De gedachte aan die woensdagochtend, ruim tien jaar geleden, komt weer bij me boven. Toen kreeg ik ook zo'n anoniem telefoontje, terwijl ik net met mijn zoon de spreekkamer van de chirurg binnenstapte. Ook toen drukte ik de belletjes steeds weg, om pas ruim een uur later eindelijk het zoveelste telefoontje toch maar op te nemen. Het was een arts van de spoedeisende hulp, die me vertelde dat mijn vader in een heel ander ziekenhuis op sterven lag. Hals over kop reden zoon en ik naar Eindhoven, maar we waren net te laat. En wie weet, misschien bellen ze me nu wel omdat er iets met mijn moeder aan de hand is. Ze wordt tenslotte volgende week 84, op die leeftijd weet je maar nooit. 

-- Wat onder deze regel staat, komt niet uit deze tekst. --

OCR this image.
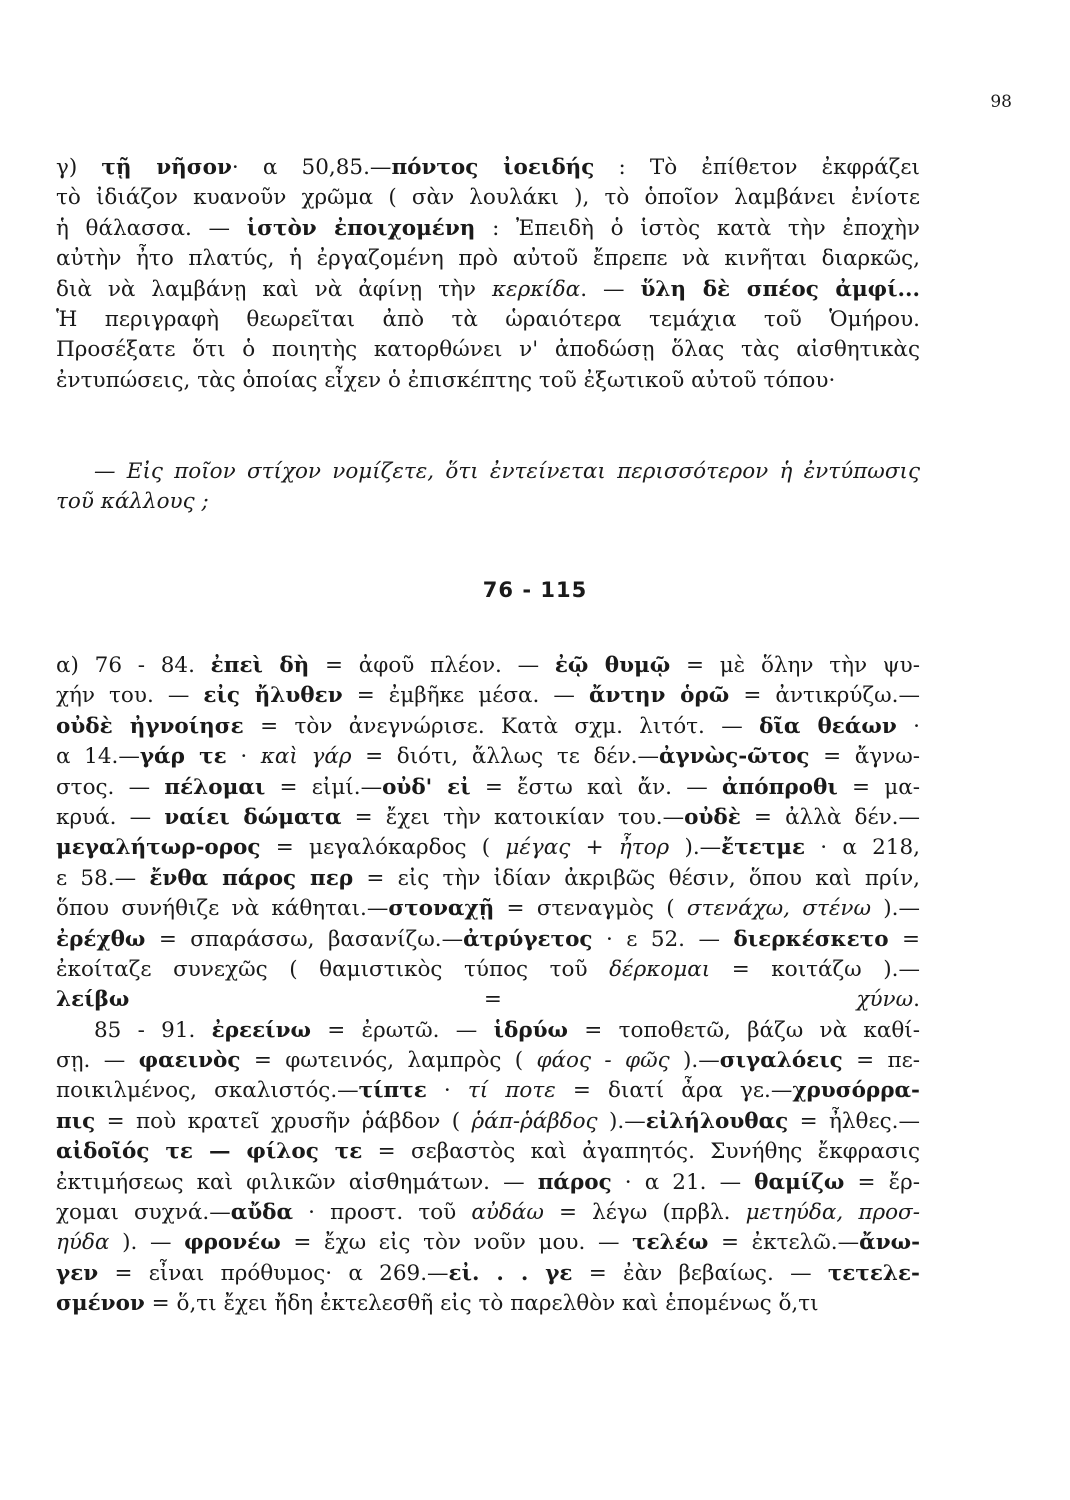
98
γ) τῇ νῆσον· α 50,85.—πόντος ἰοειδής : Τὸ ἐπίθετον ἐκφράζει
τὸ ἰδιάζον κυανοῦν χρῶμα ( σὰν λουλάκι ), τὸ ὁποῖον λαμβάνει ἐνίοτε
ἡ θάλασσα. — ἱστὸν ἐποιχομένη : Ἐπειδὴ ὁ ἱστὸς κατὰ τὴν ἐποχὴν
αὐτὴν ἦτο πλατύς, ἡ ἐργαζομένη πρὸ αὐτοῦ ἔπρεπε νὰ κινῆται διαρκῶς,
διὰ νὰ λαμβάνῃ καὶ νὰ ἀφίνῃ τὴν κερκίδα. — ὕλη δὲ σπέος ἀμφί...
Ἡ περιγραφὴ θεωρεῖται ἀπὸ τὰ ὡραιότερα τεμάχια τοῦ Ὁμήρου.
Προσέξατε ὅτι ὁ ποιητὴς κατορθώνει ν' ἀποδώσῃ ὅλας τὰς αἰσθητικὰς
ἐντυπώσεις, τὰς ὁποίας εἶχεν ὁ ἐπισκέπτης τοῦ ἐξωτικοῦ αὐτοῦ τόπου·
— Εἰς ποῖον στίχον νομίζετε, ὅτι ἐντείνεται περισσότερον ἡ ἐντύπωσις
τοῦ κάλλους ;
76 - 115
α) 76 - 84. ἐπεὶ δὴ = ἀφοῦ πλέον. — ἐῷ θυμῷ = μὲ ὅλην τὴν ψυ-
χήν του. — εἰς ἤλυθεν = ἐμβῆκε μέσα. — ἄντην ὁρῶ = ἀντικρύζω.—
οὐδὲ ἠγνοίησε = τὸν ἀνεγνώρισε. Κατὰ σχμ. λιτότ. — δῖα θεάων ·
α 14.—γάρ τε · καὶ γάρ = διότι, ἄλλως τε δέν.—ἀγνὼς-ῶτος = ἄγνω-
στος. — πέλομαι = εἰμί.—οὐδ' εἰ = ἔστω καὶ ἄν. — ἀπόπροθι = μα-
κρυά. — ναίει δώματα = ἔχει τὴν κατοικίαν του.—οὐδὲ = ἀλλὰ δέν.—
μεγαλήτωρ-ορος = μεγαλόκαρδος ( μέγας + ἦτορ ).—ἔτετμε · α 218,
ε 58.— ἔνθα πάρος περ = εἰς τὴν ἰδίαν ἀκριβῶς θέσιν, ὅπου καὶ πρίν,
ὅπου συνήθιζε νὰ κάθηται.—στοναχῇ = στεναγμὸς ( στενάχω, στένω ).—
ἐρέχθω = σπαράσσω, βασανίζω.—ἀτρύγετος · ε 52. — διερκέσκετο =
ἐκοίταζε συνεχῶς ( θαμιστικὸς τύπος τοῦ δέρκομαι = κοιτάζω ).—
λείβω = χύνω.
85 - 91. ἐρεείνω = ἐρωτῶ. — ἱδρύω = τοποθετῶ, βάζω νὰ καθί-
σῃ. — φαεινὸς = φωτεινός, λαμπρὸς ( φάος - φῶς ).—σιγαλόεις = πε-
ποικιλμένος, σκαλιστός.—τίπτε · τί ποτε = διατί ἆρα γε.—χρυσόρρα-
πις = ποὺ κρατεῖ χρυσῆν ῥάβδον ( ῥάπ-ῥάβδος ).—εἰλήλουθας = ἦλθες.—
αἰδοῖός τε — φίλος τε = σεβαστὸς καὶ ἀγαπητός. Συνήθης ἔκφρασις
ἐκτιμήσεως καὶ φιλικῶν αἰσθημάτων. — πάρος · α 21. — θαμίζω = ἔρ-
χομαι συχνά.—αὔδα · προστ. τοῦ αὐδάω = λέγω (πρβλ. μετηύδα, προσ-
ηύδα ). — φρονέω = ἔχω εἰς τὸν νοῦν μου. — τελέω = ἐκτελῶ.—ἄνω-
γεν = εἶναι πρόθυμος· α 269.—εἰ. . . γε = ἐὰν βεβαίως. — τετελε-
σμένον = ὅ,τι ἔχει ἤδη ἐκτελεσθῆ εἰς τὸ παρελθὸν καὶ ἑπομένως ὅ,τι
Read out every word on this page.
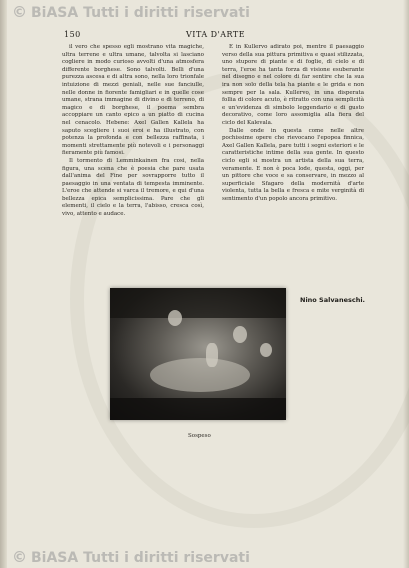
© BiASA Tutti i diritti riservati
150	VITA D'ARTE

il vero che spesso egli mostrano vita magiche, ultra terrene e ultra umane, talvolta si lasciano cogliere in modo curioso avvolti d'una atmosfera differente borghese. Sono talvolti. Belli d'una purezza ascesa e di altra sono, nella loro trionfale intuizione di mezzi geniali, nelle sue fanciulle, nelle donne in fiorente famigliari e in quelle cose umane, strana immagine di divino e di terreno, di magico e di borghese, il poema sembra accoppiare un canto epico a un piatto di cucina nel cenacolo. Hebene: Axel Gallen Kallela ha saputo scegliere i suoi eroi e ha illustrato, con potenza la profonda e con bellezza raffinata, i momenti strettamente più notevoli e i personaggi fieramente più famosi.

Il tormento di Lemminkainen fra cosi, nella figura, una scena che è poesia che pare usata dall'anima del Fine per sovrapporre tutto il paesaggio in una ventata di tempesta imminente. L'eroe che attende si varca il tremore, e qui d'una bellezza epica semplicissima. Pare che gli elementi, il cielo e la terra, l'abisso, cresca così, vivo, attento e audace.

E in Kullervo adirato poi, mentre il paesaggio verso della sua pittura primitiva e quasi stilizzata, uno stupore di piante e di foglie, di cielo e di terra, l'eroe ha tanta forza di visione esuberante nel disegno e nel colore di far sentire che la sua ira non solo della tela ha piante e le grida e non sempre per la sala. Kullervo, in una disperata follia di colore acuto, è ritratto con una semplicità e un'evidenza di simbolo leggendario e di gusto decorativo, come loro assomiglia alla fiera del ciclo del Kalevala.

Dalle onde in questa come nelle altre pochissime opere che rievocano l'epopea finnica, Axel Gallen Kallela, pare tutti i segni esteriori e le caratteristiche intime della sua gente. In questo ciclo egli si mostra un artista della sua terra, veramente. E non è poca lode, questa, oggi, per un pittore che voce e sa conservare, in mezzo al superficiale Sfagaro della modernità d'arte violenta, tutta la bella e fresca e mite verginità di sentimento d'un popolo ancora primitivo.

Nino Salvaneschi.
Sospeso
© BiASA Tutti i diritti riservati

De volgende keer dat de telefoon overgaat, besluit ik hem op te nemen. Er zitten geen passagiers in de auto, en ach, één belletje moet toch kunnen? 
Op de eerste tring klik ik mijn autogordel los, om mijn telefoon uit mijn jaszak te kunnen pakken. Stoppen zit er niet in, dat mag hier niet. Ik neem op. "Goedemiddag mevrouw, komt het gelegen dat ik u bel? Wij doen een onderzoek na...." "Nee, het komt niet gelegen en bel me niet meer terug!" Op datzelfde moment rijd ik bij de viaducten bij Hintham, daar gaat de A2 over de weg die van Den Bosch naar Rosmalen voert. Vier viaducten naast elkaar vormen er een donkere tunnel en uitgerekend daar staat er ineens een donker silhouet voor me, met een reflecterend geel vestje aan: rechterarm omhoog, linkerarm wijst naar de zijkant van de weg.
O nee, shit, politie. Een fuik zelfs, concludeer ik als mijn ogen aan het donker wennen en ik de auto's voor me ook aan de kant zie staan. Een legertje agenten in opleiding dringt rond de auto's, allemaal willen ze rijbewijzen en kentekenbewijzen controleren.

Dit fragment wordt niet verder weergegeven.